Enfin, dans un silence chargé d’angoisse, sa voix monocorde s’éleva dans la classe.
   
-         Bien ! Enfin, lorsque je dis bien, il s’agit d’un euphémisme. Le sujet qui aurait dû enflammer les esprits n’a récolté que de piètres salmigondis ineptes. Le niveau des copies est le reflet exact du niveau de vos pauvres cervelles : niveau zéro !
        
Le chiffre fit frémir l’assemblée et chacune s’imagina en train de donner à signer à des parents en colère, une copie barrée en rouge du chiffre fatidique. Des regards apeurés s’échangèrent entre les travées.
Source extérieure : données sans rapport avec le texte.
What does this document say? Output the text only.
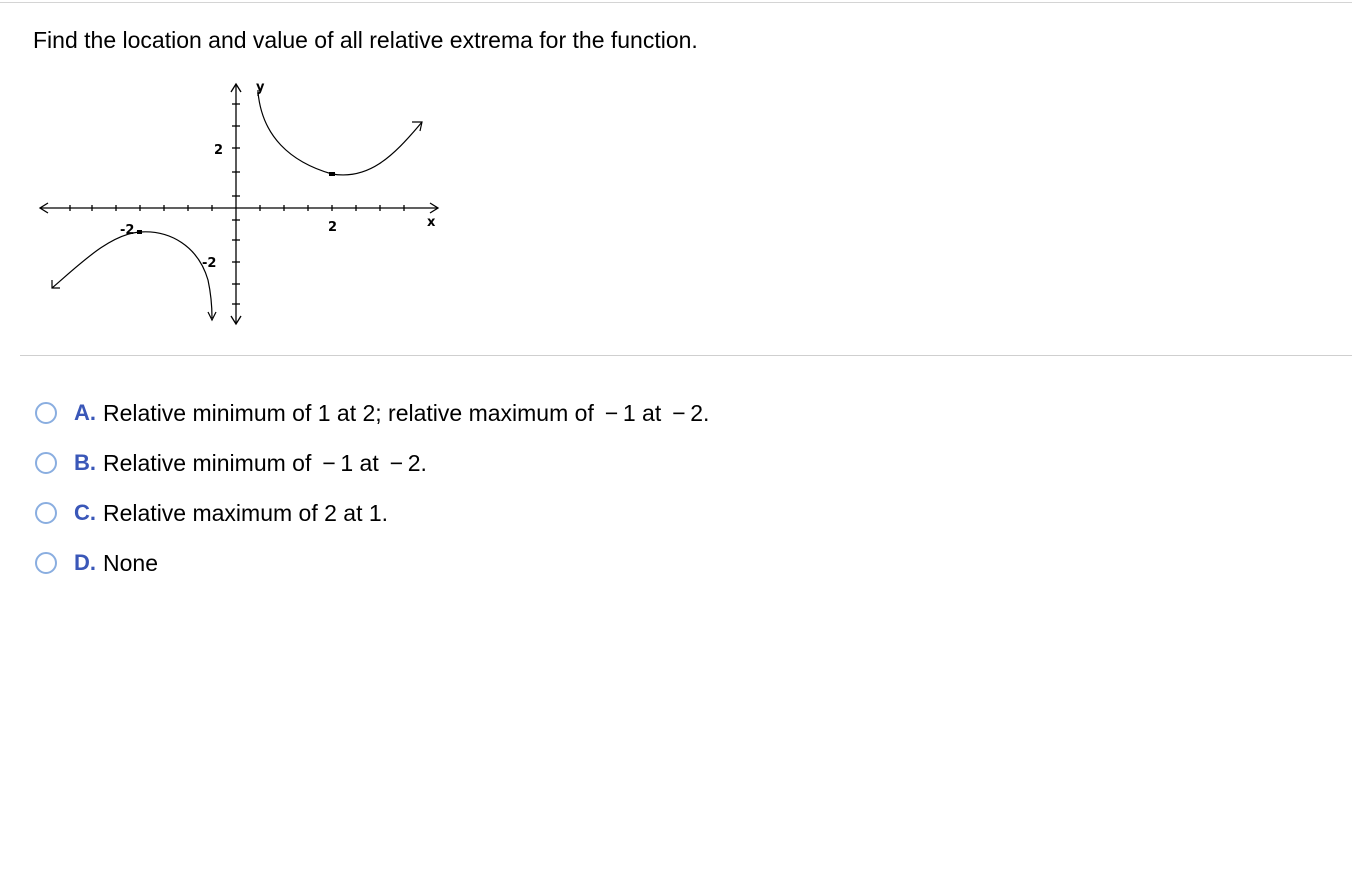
Find the location and value of all relative extrema for the function.
y
x
-2	2
2
-2
A. Relative minimum of 1 at 2; relative maximum of  − 1 at  − 2.
B. Relative minimum of  − 1 at  − 2.
C. Relative maximum of 2 at 1.
D. None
La voix glaciale reprit son petit jeu de torture:
 
-         Sept copies ont la moyenne et plus. A ce compte là, le passage en cinquième est largement compromis pour les deux tiers de la classe et les pupitres du premier rang vont reculer d’un cran. Venons-en à vos exploits littéraires : 18…
        
Sa main reposait sur la copie et empêchait les élèves de repérer le nom ou de reconnaître l’écriture. Elle attendit quelques secondes supplémentaires, puis, fit jaillir la copie du tas et la brandit en direction de Corinne.
       
-         Corinne Jurfaud. Vous féliciterez vos parents !
      
Les joues de Corinne s’empourprèrent, le sang monta en vagues chaudes et pressées aux tempes. Elle dut s’appuyer au rebord du pupitre pour se lever de sa chaise.
    
-         Mes parents, mademoiselle ?
    
-         Oui, vos parents. Vous n’allez pas me faire croire que vous êtes l’auteur de ce texte, j’espère !
        
-         Mais si, c’est elle ! elle l’a écrit en étude, je l’ai lu ce jour là.
     
La phrase était sortie de la bouche de Sylvie comme un cri de révolte. Debout derrière son pupitre, elle défiait de son mètre trente la professeur, avec l’énergie des damnés.
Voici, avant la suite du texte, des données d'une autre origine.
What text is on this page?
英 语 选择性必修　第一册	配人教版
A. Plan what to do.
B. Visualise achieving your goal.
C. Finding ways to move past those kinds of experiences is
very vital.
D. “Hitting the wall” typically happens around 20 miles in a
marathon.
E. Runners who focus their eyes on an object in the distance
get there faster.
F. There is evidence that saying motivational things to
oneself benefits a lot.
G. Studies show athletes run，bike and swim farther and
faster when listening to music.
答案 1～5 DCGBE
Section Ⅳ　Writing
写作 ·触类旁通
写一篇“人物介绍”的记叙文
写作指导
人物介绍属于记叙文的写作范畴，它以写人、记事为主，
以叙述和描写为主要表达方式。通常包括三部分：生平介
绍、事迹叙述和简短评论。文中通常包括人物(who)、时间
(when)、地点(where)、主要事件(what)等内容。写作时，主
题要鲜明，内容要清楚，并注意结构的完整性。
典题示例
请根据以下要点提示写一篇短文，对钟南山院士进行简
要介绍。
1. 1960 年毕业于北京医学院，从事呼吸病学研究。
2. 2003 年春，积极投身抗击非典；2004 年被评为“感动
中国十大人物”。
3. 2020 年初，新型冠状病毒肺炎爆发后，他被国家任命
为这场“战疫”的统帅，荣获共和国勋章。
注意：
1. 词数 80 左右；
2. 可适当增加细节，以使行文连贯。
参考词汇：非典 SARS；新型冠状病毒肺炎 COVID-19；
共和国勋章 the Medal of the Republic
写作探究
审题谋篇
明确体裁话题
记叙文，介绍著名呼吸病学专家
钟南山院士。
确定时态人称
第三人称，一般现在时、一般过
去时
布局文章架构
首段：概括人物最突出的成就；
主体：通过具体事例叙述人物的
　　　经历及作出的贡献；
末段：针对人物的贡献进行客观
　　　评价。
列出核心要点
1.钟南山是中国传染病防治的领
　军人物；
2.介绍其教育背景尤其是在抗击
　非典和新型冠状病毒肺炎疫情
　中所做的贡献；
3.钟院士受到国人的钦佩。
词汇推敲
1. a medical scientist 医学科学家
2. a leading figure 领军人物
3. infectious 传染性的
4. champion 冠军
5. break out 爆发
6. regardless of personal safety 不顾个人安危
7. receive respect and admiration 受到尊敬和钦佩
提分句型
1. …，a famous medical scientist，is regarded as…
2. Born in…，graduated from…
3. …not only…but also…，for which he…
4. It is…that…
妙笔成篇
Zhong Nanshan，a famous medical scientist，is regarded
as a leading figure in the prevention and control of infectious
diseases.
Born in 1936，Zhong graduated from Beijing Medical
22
La copie retomba sur le tas et un sourire vicieux barra le visage de Mademoiselle Blanchardon.
   
-         Le cinq de votre copie s’accompagnera pour cette brillante sortie, mademoiselle, d’un zéro de conduite et d’une place de choix au dernier rang.
        
Corinne jeta un regard désespéré vers son amie qui déjà ramassait ses affaires, les yeux noyés de larmes. Un sentiment inconnu se mêla à la colère qui faisait alors trembler ses membres. Ce sentiment portait un nom : la haine. Oui, il s’agissait de cela : la haine.
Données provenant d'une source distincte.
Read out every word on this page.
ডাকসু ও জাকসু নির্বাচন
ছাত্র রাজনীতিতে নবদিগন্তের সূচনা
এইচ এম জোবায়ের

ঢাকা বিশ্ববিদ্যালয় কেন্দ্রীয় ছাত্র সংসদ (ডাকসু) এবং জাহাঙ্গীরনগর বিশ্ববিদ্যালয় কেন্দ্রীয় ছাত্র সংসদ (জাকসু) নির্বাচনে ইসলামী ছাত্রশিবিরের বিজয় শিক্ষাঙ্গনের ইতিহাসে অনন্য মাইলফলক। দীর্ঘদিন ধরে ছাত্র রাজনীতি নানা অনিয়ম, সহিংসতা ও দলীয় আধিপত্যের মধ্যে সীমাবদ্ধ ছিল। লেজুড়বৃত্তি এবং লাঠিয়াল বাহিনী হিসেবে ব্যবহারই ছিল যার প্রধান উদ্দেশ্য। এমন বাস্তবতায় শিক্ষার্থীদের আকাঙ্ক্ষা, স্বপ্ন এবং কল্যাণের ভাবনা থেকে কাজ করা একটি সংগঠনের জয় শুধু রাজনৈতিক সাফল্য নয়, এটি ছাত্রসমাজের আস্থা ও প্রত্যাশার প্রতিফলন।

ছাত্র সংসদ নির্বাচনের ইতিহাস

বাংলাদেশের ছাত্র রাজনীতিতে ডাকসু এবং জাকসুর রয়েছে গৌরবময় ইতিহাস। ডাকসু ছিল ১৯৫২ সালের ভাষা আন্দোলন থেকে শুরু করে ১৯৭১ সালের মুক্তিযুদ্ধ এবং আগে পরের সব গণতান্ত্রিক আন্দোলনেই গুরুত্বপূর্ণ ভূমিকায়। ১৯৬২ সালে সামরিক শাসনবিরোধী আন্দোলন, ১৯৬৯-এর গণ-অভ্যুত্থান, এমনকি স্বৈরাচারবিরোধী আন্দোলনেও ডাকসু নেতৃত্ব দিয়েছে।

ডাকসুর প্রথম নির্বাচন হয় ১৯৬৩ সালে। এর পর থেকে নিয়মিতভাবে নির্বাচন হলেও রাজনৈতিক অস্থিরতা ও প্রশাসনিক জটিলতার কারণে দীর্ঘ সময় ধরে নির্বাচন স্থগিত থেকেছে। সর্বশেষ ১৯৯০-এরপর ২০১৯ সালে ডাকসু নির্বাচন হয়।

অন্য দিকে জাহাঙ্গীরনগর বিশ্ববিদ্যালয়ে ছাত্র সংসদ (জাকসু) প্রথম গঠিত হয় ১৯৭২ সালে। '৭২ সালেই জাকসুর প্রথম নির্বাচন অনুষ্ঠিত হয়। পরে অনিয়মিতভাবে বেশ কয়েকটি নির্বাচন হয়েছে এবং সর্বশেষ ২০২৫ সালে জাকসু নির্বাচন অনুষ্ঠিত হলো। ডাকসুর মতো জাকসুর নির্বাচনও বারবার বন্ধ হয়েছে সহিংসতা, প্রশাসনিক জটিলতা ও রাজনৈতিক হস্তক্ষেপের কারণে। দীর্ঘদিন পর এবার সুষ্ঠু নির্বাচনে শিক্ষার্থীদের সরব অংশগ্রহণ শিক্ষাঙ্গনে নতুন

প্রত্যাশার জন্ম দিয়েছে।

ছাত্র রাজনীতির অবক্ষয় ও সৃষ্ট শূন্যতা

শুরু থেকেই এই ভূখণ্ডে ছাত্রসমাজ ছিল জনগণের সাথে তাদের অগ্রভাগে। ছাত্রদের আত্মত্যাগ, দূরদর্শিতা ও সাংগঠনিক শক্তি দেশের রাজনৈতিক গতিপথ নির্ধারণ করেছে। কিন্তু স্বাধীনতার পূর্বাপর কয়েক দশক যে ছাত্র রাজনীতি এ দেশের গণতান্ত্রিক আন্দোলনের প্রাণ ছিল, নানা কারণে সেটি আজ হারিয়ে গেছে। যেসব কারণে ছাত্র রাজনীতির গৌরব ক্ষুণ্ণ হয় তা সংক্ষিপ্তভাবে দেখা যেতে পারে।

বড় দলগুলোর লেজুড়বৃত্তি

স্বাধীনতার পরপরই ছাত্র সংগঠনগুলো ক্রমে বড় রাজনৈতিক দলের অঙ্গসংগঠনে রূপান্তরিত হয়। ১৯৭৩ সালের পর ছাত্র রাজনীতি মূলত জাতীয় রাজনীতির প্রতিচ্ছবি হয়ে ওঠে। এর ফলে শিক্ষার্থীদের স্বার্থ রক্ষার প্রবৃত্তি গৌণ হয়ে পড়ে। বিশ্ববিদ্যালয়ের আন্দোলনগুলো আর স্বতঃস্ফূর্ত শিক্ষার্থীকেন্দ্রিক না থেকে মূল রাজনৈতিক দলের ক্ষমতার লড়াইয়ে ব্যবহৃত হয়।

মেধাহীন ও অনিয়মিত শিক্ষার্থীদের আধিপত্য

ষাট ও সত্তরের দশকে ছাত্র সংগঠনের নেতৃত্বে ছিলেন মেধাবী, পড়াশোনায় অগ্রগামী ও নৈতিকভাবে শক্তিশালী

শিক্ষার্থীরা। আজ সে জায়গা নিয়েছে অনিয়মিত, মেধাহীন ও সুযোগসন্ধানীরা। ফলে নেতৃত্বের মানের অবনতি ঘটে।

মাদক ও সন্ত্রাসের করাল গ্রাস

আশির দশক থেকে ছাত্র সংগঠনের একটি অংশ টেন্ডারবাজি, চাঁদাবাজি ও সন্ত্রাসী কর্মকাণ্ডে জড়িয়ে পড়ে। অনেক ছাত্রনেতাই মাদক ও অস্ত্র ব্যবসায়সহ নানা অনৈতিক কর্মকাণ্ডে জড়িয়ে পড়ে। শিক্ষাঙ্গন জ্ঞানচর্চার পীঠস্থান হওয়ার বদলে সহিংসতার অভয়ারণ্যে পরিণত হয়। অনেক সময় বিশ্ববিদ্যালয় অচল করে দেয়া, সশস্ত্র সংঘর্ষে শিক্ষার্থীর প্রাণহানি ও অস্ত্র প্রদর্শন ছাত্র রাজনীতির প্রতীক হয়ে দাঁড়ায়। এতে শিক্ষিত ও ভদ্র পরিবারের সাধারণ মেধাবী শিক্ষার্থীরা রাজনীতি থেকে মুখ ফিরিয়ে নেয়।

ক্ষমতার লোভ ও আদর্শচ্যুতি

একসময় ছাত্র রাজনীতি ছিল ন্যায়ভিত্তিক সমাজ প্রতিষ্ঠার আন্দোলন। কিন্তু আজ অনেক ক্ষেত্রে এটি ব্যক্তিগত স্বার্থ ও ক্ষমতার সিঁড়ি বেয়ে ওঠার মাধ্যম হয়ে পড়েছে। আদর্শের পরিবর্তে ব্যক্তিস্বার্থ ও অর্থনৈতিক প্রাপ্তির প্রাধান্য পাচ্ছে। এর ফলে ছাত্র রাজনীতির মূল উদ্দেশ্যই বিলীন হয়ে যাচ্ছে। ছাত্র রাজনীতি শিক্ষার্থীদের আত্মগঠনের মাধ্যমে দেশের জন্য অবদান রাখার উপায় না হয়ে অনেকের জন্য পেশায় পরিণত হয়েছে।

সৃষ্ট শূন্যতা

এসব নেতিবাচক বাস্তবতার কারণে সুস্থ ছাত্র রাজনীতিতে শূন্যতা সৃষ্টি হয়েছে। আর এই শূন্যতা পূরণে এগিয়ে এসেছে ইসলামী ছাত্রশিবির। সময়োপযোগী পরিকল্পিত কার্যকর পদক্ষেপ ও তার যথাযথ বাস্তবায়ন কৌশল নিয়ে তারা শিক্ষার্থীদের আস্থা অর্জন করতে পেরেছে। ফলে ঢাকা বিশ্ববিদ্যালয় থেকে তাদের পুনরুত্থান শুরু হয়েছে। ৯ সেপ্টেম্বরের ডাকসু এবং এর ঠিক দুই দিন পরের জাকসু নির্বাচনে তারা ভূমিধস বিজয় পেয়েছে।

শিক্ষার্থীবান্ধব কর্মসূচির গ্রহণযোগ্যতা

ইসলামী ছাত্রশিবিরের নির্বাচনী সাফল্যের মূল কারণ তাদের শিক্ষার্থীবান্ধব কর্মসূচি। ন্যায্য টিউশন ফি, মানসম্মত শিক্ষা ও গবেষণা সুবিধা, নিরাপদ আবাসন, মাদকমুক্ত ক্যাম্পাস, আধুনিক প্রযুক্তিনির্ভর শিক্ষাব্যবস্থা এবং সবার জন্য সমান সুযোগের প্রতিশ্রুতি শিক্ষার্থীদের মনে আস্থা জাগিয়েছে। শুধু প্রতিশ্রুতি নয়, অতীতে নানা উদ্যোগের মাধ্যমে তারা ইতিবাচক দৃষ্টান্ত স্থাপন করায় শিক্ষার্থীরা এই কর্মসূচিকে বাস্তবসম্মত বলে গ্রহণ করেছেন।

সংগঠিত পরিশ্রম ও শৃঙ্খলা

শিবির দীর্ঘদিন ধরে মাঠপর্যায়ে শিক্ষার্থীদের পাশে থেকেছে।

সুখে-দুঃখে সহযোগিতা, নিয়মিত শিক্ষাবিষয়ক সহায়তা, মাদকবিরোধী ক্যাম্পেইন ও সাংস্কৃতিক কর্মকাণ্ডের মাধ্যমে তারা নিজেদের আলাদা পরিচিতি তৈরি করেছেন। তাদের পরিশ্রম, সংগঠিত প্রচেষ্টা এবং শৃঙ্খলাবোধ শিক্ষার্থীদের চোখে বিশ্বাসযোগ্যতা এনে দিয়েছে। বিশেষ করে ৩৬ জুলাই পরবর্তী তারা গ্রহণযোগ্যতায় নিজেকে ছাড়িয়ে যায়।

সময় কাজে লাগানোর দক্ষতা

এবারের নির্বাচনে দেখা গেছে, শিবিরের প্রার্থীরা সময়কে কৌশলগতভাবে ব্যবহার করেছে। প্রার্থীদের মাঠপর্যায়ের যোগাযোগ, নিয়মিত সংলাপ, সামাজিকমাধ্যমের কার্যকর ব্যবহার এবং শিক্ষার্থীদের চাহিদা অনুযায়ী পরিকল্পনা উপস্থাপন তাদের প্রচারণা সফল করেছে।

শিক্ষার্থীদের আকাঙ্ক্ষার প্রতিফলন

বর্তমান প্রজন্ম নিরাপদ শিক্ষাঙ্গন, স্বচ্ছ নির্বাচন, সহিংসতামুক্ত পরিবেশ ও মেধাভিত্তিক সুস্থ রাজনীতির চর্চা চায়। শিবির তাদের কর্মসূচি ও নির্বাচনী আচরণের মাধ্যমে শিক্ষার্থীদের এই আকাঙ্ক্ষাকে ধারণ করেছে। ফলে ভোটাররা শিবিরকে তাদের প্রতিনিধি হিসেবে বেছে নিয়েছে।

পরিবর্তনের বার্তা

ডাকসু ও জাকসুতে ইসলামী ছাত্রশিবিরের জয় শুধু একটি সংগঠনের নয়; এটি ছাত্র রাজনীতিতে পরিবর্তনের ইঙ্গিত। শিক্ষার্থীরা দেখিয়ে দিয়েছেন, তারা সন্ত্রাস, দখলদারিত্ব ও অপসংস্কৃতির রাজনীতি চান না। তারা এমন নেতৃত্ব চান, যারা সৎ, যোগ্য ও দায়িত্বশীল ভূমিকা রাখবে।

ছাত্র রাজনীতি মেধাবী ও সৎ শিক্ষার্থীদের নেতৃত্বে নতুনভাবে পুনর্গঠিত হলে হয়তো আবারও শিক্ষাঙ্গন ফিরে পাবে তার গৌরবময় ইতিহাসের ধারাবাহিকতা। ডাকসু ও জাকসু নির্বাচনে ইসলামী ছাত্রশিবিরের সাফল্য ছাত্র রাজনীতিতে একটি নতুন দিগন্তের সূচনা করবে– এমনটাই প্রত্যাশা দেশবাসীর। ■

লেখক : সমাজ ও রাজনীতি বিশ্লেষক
La haine face à l’injustice mais surtout la haine de l’adulte qui n’était plus et ne serait plus jamais, l’être toujours respecté et aimé de son enfance candide. Le regard qu’elle adressa à son professeur de français en allant chercher sa copie était dénué d’ambiguïté. La bataille de prunelles tourna court, l’enseignante ayant compris son erreur. La punition infligée à Corinne fut cruelle : elle occupa le reste de l’année le pupitre au premier rang face à celui de son bourreau. De fidèles chiens de prairie veillèrent sur elle jusqu’à son passage en cinquième.